When the Texas-born founder of tiki culture, Ernest Raymond Beaumont Gantt (a.k.a. Donn Beach) said, “If you can’t get to paradise, I’ll bring it to you,” he likely did not foresee the message applying to landlocked city dwellers in the modern day. In the mid-1930s, when Gantt’s Don the Beachcomber tiki bar debuted in Hollywood, the Great Depression had killed the average American’s ability to travel abroad. Some 85 years later, people today are finding traveling to exotic destinations equally unlikely, but four locals are aiming to resurrect Donn Beach’s ethos and transport you from the concrete jungle of Arlington to a South Pacific island retreat.

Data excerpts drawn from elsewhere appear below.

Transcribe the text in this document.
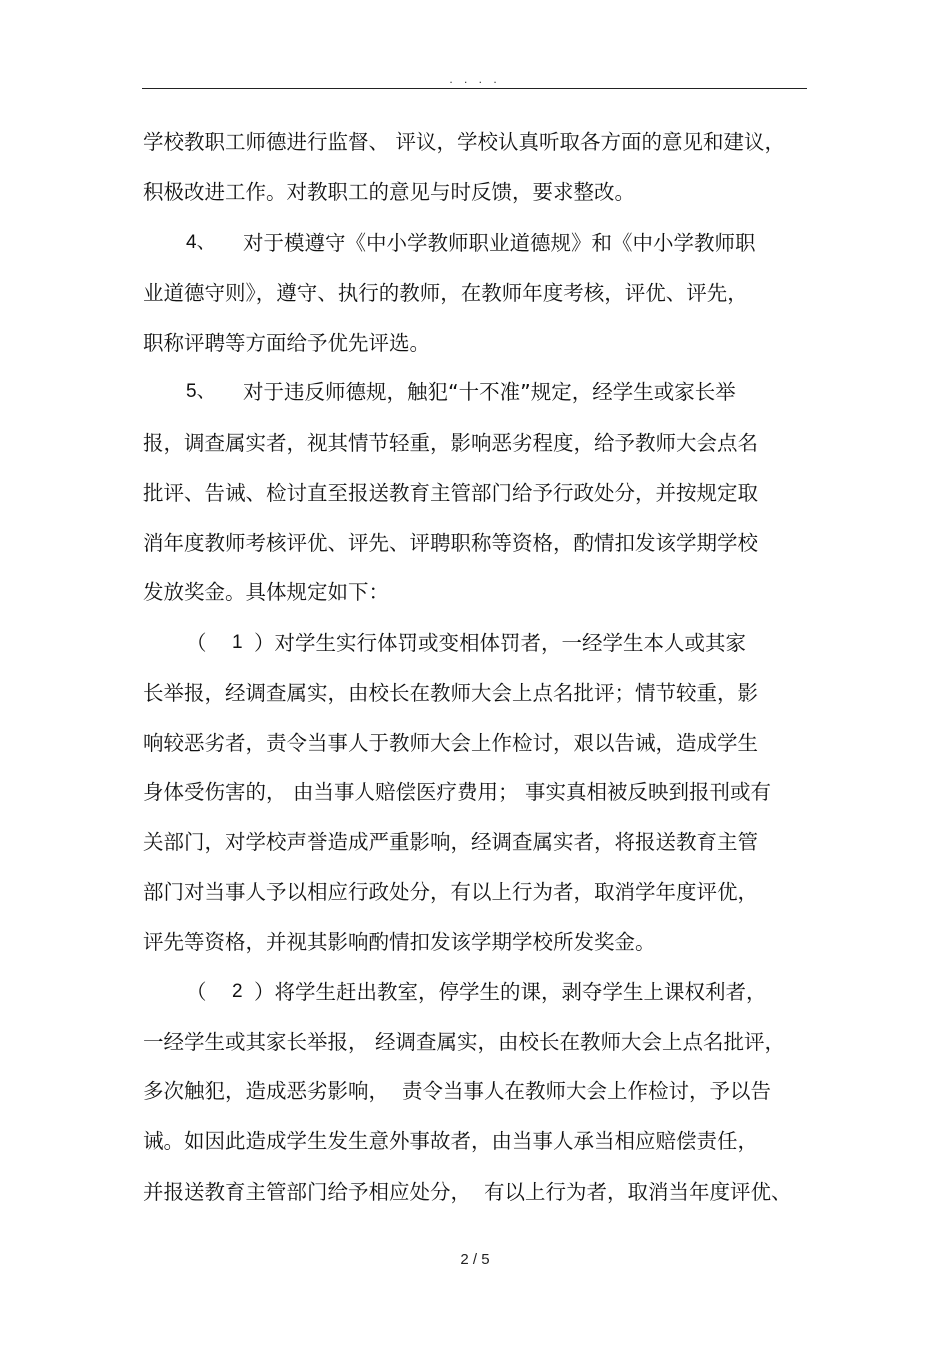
. . . .
学校教职工师德进行监督、 评议，学校认真听取各方面的意见和建议，
积极改进工作。对教职工的意见与时反馈，要求整改。
4、 对于模遵守《中小学教师职业道德规》和《中小学教师职
业道德守则》，遵守、执行的教师，在教师年度考核，评优、评先，
职称评聘等方面给予优先评选。
5、 对于违反师德规，触犯“十不准”规定，经学生或家长举
报，调查属实者，视其情节轻重，影响恶劣程度，给予教师大会点名
批评、告诫、检讨直至报送教育主管部门给予行政处分，并按规定取
消年度教师考核评优、评先、评聘职称等资格，酌情扣发该学期学校
发放奖金。具体规定如下：
（ 1 ）对学生实行体罚或变相体罚者，一经学生本人或其家
长举报，经调查属实，由校长在教师大会上点名批评；情节较重，影
响较恶劣者，责令当事人于教师大会上作检讨，艰以告诫，造成学生
身体受伤害的， 由当事人赔偿医疗费用； 事实真相被反映到报刊或有
关部门，对学校声誉造成严重影响，经调查属实者，将报送教育主管
部门对当事人予以相应行政处分，有以上行为者，取消学年度评优，
评先等资格，并视其影响酌情扣发该学期学校所发奖金。
（ 2 ）将学生赶出教室，停学生的课，剥夺学生上课权利者，
一经学生或其家长举报， 经调查属实，由校长在教师大会上点名批评，
多次触犯，造成恶劣影响，  责令当事人在教师大会上作检讨，予以告
诫。如因此造成学生发生意外事故者，由当事人承当相应赔偿责任，
并报送教育主管部门给予相应处分，  有以上行为者，取消当年度评优、
2 / 5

Even the air inside 4 Kahunas Tiki Lounge carries you to the tropics. Instead of the exhaust fumes, hot asphalt, and stale beer of many dive bars, the aroma of flowers, tropical fruits, and spice prevailed as my guest and I snagged our seats at the thatched hut-themed bar.

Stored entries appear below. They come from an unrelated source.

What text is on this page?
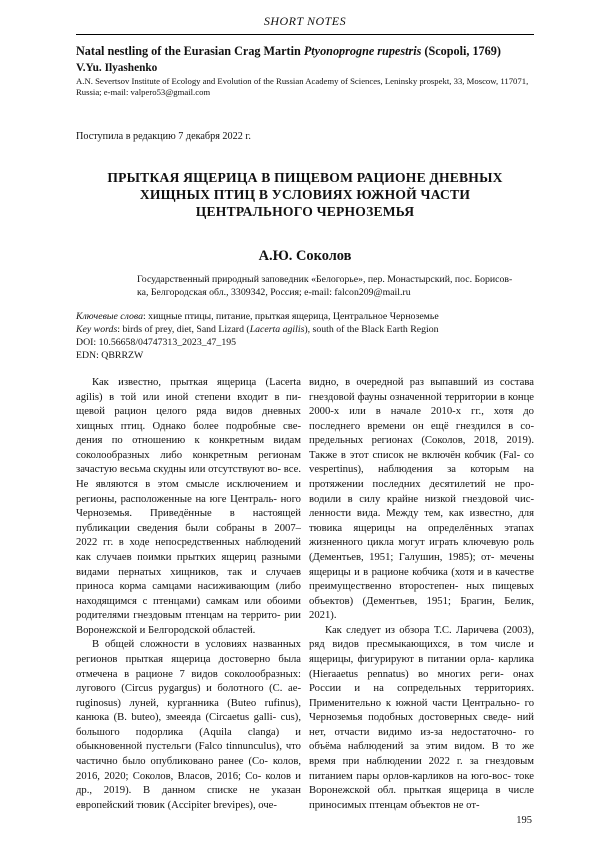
SHORT NOTES
Natal nestling of the Eurasian Crag Martin Ptyonoprogne rupestris (Scopoli, 1769)
V.Yu. Ilyashenko
A.N. Severtsov Institute of Ecology and Evolution of the Russian Academy of Sciences, Leninsky prospekt, 33, Moscow, 117071, Russia; e-mail: valpero53@gmail.com
Поступила в редакцию 7 декабря 2022 г.
ПРЫТКАЯ ЯЩЕРИЦА В ПИЩЕВОМ РАЦИОНЕ ДНЕВНЫХ
ХИЩНЫХ ПТИЦ В УСЛОВИЯХ ЮЖНОЙ ЧАСТИ
ЦЕНТРАЛЬНОГО ЧЕРНОЗЕМЬЯ
А.Ю. Соколов
Государственный природный заповедник «Белогорье», пер. Монастырский, пос. Борисов-
ка, Белгородская обл., 3309342, Россия; e-mail: falcon209@mail.ru
Ключевые слова: хищные птицы, питание, прыткая ящерица, Центральное Черноземье
Key words: birds of prey, diet, Sand Lizard (Lacerta agilis), south of the Black Earth Region
DOI: 10.56658/04747313_2023_47_195
EDN: QBRRZW

Как известно, прыткая ящерица (Lacerta agilis) в той или иной степени входит в пи- щевой рацион целого ряда видов дневных хищных птиц. Однако более подробные све- дения по отношению к конкретным видам соколообразных либо конкретным регионам зачастую весьма скудны или отсутствуют во- все. Не являются в этом смысле исключением и регионы, расположенные на юге Централь- ного Черноземья. Приведённые в настоящей публикации сведения были собраны в 2007– 2022 гг. в ходе непосредственных наблюдений как случаев поимки прытких ящериц разными видами пернатых хищников, так и случаев приноса корма самцами насиживающим (либо находящимся с птенцами) самкам или обоими родителями гнездовым птенцам на террито- рии Воронежской и Белгородской областей.

В общей сложности в условиях названных регионов прыткая ящерица достоверно была отмечена в рационе 7 видов соколообразных: лугового (Circus pygargus) и болотного (C. ae- ruginosus) луней, курганника (Buteo rufinus), канюка (B. buteo), змееяда (Circaetus galli- cus), большого подорлика (Aquila clanga) и обыкновенной пустельги (Falco tinnunculus), что частично было опубликовано ранее (Со- колов, 2016, 2020; Соколов, Власов, 2016; Со- колов и др., 2019). В данном списке не указан европейский тювик (Accipiter brevipes), оче-

видно, в очередной раз выпавший из состава гнездовой фауны означенной территории в конце 2000-х или в начале 2010-х гг., хотя до последнего времени он ещё гнездился в со- предельных регионах (Соколов, 2018, 2019). Также в этот список не включён кобчик (Fal- co vespertinus), наблюдения за которым на протяжении последних десятилетий не про- водили в силу крайне низкой гнездовой чис- ленности вида. Между тем, как известно, для тювика ящерицы на определённых этапах жизненного цикла могут играть ключевую роль (Дементьев, 1951; Галушин, 1985); от- мечены ящерицы и в рационе кобчика (хотя и в качестве преимущественно второстепен- ных пищевых объектов) (Дементьев, 1951; Брагин, Белик, 2021).

Как следует из обзора Т.С. Ларичева (2003), ряд видов пресмыкающихся, в том числе и ящерицы, фигурируют в питании орла- карлика (Hieraaetus pennatus) во многих реги- онах России и на сопредельных территориях. Применительно к южной части Центрально- го Черноземья подобных достоверных сведе- ний нет, отчасти видимо из-за недостаточно- го объёма наблюдений за этим видом. В то же время при наблюдении 2022 г. за гнездовым питанием пары орлов-карликов на юго-вос- токе Воронежской обл. прыткая ящерица в числе приносимых птенцам объектов не от-

195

To be clear, my companion and I fully intended on stopping into 4 Kahunas for one drink and then bolting for dinner, but Brad Bowden, the bearded, Hawaiian shirt-clad cocktail veteran manning the bar made the place too inviting for us to worry about a trifling thing like food. Our 30-minute pitstop turned into a delightfully fun three-hour tour (a three-hour tour).
I’m hardly a tiki lounge virgin, so I started with a drink unique to this bar. A mix of Canadian whiskey, maple syrup, and falernum served in the requisite angry pagan god-shaped glassware, the Canadian Castaway had a depth of flavor that transforms as you sip. Falernum is a sweet spice concoction essential to tiki drinks, and 4 Kahunas makes their own. The barkeep poured me a taste directly, and the vanilla, clove, and allspice were so rich, I could have drunk it straight.
All the libations we enjoyed at 4 Kahunas demonstrated a painstaking attention to detail in both ingredients and presentation. The juices are freshly squeezed and the syrups made in-house. On the classic tiki drink side of the menu, I would recommend the Zombie, a potent but drinkable mix of rums capped off with freshly grated nutmeg. Another old standby, The Painkiller, was a lusciously creamy version of a Piña Colada that employs Navy-strength rum. The Headhunter, a comically named match for the shrunken head doll included in the bar décor, is an amalgam of dark rum, cinnamon, liqueurs, and a banana blended together.
Tiki drinks are deceptively strong, so we had to cut our voyage off before trying the aptly named Three Hour Tour. On my next visit, I hope to experiment with the bowl drinks designed to serve three to four people, like the Scorpion, Volcano, and Release the Kraken!
Even the tiny space that houses 4 Kahunas is keeping with tiki tradition: Don the Beachcomber was located in a 13-by-30-foot room in a vacated tailor’s shop, and the world-famous Trader Vic’s evolved out of a one-room restaurant on a street that doubled as a daily cattle slaughterhouse route in Oakland.
To stop customers from leaving his bar, Don Beach played a Hollywood-style trick of running a hose over the roof so people would think it was raining. When we heard the sky open up last weekend, for a moment we wondered if our tour guide for the evening had played the same trick — as if we needed an excuse to stay longer in our little Arlington paradise.
4 Kahunas Tiki Lounge
506 E Division St, Arl. 682-276-6097.